Thursday, February 08, 2007
Out of the Pan
While I'm at it, Pamela R. Winnick, an attorney and former reporter for the Pittsburgh Post-Gazette, has a review in the Wall Street Journal of Monkey Girl by Edward Humes. Since I just got the book and it's next on my "to read" list, I'll refrain from commenting on the review itself, which is mostly negative (may I have a "Surprise!"?).

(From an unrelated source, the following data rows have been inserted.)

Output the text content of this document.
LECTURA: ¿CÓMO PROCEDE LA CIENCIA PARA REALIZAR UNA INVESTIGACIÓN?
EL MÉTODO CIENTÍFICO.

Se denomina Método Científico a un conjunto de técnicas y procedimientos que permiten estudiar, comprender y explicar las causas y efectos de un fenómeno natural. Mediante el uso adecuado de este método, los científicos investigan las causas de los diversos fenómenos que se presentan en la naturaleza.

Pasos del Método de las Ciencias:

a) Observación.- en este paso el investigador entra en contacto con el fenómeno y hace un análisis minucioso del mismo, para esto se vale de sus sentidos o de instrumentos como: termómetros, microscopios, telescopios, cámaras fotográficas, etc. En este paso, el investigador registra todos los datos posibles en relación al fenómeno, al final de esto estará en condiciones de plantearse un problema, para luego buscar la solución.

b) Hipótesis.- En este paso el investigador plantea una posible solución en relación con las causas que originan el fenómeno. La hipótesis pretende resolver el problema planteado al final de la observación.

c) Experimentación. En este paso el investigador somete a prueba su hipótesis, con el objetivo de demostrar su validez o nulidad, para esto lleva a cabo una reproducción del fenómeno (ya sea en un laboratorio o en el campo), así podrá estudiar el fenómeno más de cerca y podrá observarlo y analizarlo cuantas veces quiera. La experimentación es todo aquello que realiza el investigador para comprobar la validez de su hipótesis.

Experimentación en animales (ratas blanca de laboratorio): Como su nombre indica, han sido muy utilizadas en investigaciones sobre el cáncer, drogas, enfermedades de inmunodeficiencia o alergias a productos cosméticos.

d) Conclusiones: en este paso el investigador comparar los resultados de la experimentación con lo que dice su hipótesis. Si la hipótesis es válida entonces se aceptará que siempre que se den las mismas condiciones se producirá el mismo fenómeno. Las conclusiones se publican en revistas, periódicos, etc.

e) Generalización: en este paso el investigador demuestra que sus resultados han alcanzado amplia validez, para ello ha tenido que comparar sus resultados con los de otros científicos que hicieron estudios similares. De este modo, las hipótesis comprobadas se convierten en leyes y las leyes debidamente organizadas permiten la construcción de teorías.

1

One indication of where Ms. Winnick may be coming from is her pulling out from Humes' book for particular comment the example of the peppered moth. She even refers to the 1998 Sargent, Millar, and Lambert paper, "The "classical" explanation of industrial melanism: assessing the evidence," in Evolutionary Biology that's prominently used in Chapter 7 of Jonathan Wells' Icons of Evolution. While Kettlewell's experiments were far from perfect, the report of the demise of the peppered moth as evidence for natural selection in the field is grossly exaggerated.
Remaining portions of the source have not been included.